Soros su crisi banche Ue. Attenti, è peggio di Lehman Brothers

7 Settembre 2011, di Redazione Wall Street Italia

New York – La crisi europea è peggio di quella di Lehman Brothers. Parola dell’investitore miliardario George Soros che, in una intervista al New York Times, ammette che la sua paura più grande è che un’importante banca del Vecchio Continente possa fallire. Se un tale scenario si verificasse, si creerebbe infatti un panico finanziario simile a quello del crack scatenato nel settembre del 2008 da Lehman.

Certo, le autorità sanno benissimo che il sistema finanziario europeo è sempre più fragile, e sarebbero disposte a iniettare centinaia di miliardi di euro per prevenire un eventuale fallimento bancario. Ma il punto è che le condizioni in cui versano gli istituti finanziari Ue stanno peggiorando di giorno in giorno, sia perchè i continui sell off sui titoli ne riducono il valore di mercato, sia perchè – ancora peggio – la loro difficoltà ad accedere ai finanziamenti a breve termine è ormai cosa nota. Sono le stesse banche americane a fare dietrofront e a decidere in alcuni casi di non fare più affari con le controparti europee.

“Questa crisi ha il potenziale di diventare peggio di quella di Lehman Brothers – ha detto Soros, riferendosi anche alla mancanza di un’autorità europea che gestisca una crisi bancaria di una tale gravità . Questo è il motivo per cui il problema è così serio”.

Nel disperato tentativo di evitare uno scenario del genere, la Bce ha messo a disposizione nuove linee di credito per le banche che hanno più bisogno di fondi.
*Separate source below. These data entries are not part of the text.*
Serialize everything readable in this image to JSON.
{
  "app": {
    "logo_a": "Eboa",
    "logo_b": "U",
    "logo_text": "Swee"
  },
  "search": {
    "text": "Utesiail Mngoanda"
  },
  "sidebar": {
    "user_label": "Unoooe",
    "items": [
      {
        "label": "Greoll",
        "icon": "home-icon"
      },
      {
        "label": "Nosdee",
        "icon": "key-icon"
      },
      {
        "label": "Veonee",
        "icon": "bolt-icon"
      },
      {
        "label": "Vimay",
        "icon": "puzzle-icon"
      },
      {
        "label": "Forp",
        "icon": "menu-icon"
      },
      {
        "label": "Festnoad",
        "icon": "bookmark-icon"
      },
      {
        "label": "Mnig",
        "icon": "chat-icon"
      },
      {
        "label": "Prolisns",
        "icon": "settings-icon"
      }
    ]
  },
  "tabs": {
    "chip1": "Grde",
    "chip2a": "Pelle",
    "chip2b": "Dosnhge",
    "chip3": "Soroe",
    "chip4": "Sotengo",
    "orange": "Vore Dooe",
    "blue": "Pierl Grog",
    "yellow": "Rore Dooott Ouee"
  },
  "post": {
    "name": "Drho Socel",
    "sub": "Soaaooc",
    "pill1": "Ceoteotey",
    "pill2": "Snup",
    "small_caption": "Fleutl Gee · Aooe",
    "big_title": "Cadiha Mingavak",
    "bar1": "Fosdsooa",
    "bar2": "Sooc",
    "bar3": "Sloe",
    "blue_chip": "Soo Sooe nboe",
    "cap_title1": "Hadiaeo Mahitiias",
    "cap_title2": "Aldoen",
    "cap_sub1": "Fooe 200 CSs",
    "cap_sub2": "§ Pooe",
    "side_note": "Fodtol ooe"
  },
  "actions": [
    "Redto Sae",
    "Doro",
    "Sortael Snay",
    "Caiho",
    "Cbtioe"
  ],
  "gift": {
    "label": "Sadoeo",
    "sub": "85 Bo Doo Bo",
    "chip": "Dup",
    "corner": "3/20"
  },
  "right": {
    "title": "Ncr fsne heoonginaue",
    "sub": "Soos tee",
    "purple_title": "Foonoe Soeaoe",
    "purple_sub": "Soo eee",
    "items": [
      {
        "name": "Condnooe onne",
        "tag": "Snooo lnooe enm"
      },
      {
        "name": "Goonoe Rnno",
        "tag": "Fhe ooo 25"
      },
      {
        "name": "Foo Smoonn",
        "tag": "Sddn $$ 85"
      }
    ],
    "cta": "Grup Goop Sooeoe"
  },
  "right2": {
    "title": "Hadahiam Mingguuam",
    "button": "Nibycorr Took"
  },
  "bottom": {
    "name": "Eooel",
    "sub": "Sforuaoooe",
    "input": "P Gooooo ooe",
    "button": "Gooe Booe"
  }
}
Ma il punto è che, se fino all’anno scorso si parlava dei problemi delle banche irlandesi e greche, ora l’attenzione e i timori sono rivolti ai giganti finanziari tedeschi e francesi, che hanno una importanza cruciale nel funzionamento del sistema finanziario globale e che sono molto legati alle controparti americane. Che dire poi, si chiede il New York Times, dell’outlook dell’Italia?

Philip Finch, strategist del settore finanziario presso Ubs, afferma: “Sembra che globalmente il settore bancario sia ferito su diversi fronti. (La situazione) sta decisamente peggiorando. Se il sentiment continuerà a deteriorarsi, alla fine assisteremo a una corsa ai depositi”. E la preoccupazione di Finch non è certo assurda, visto che i depositi presso la Bce delle banche europee sono saliti ai massimi dal 2010.

Finch aggiunge poi che le banche europee hanno bisogno di raccogliere almeno 150 miliardi di dollari in nuovo capitale, in un momento in cui non possono fare più affidamento ai fondi americani che operano nel mercato monetario. Di fatto, i 10 principali fondi attivi sul money market degli Stati Uniti hanno tagliato la loro esposizione sulle banche europee di un ulteriore 9% nel mese di luglio, un valore pari al 9%, dopo una riduzione del 20% avvenuta a giugno.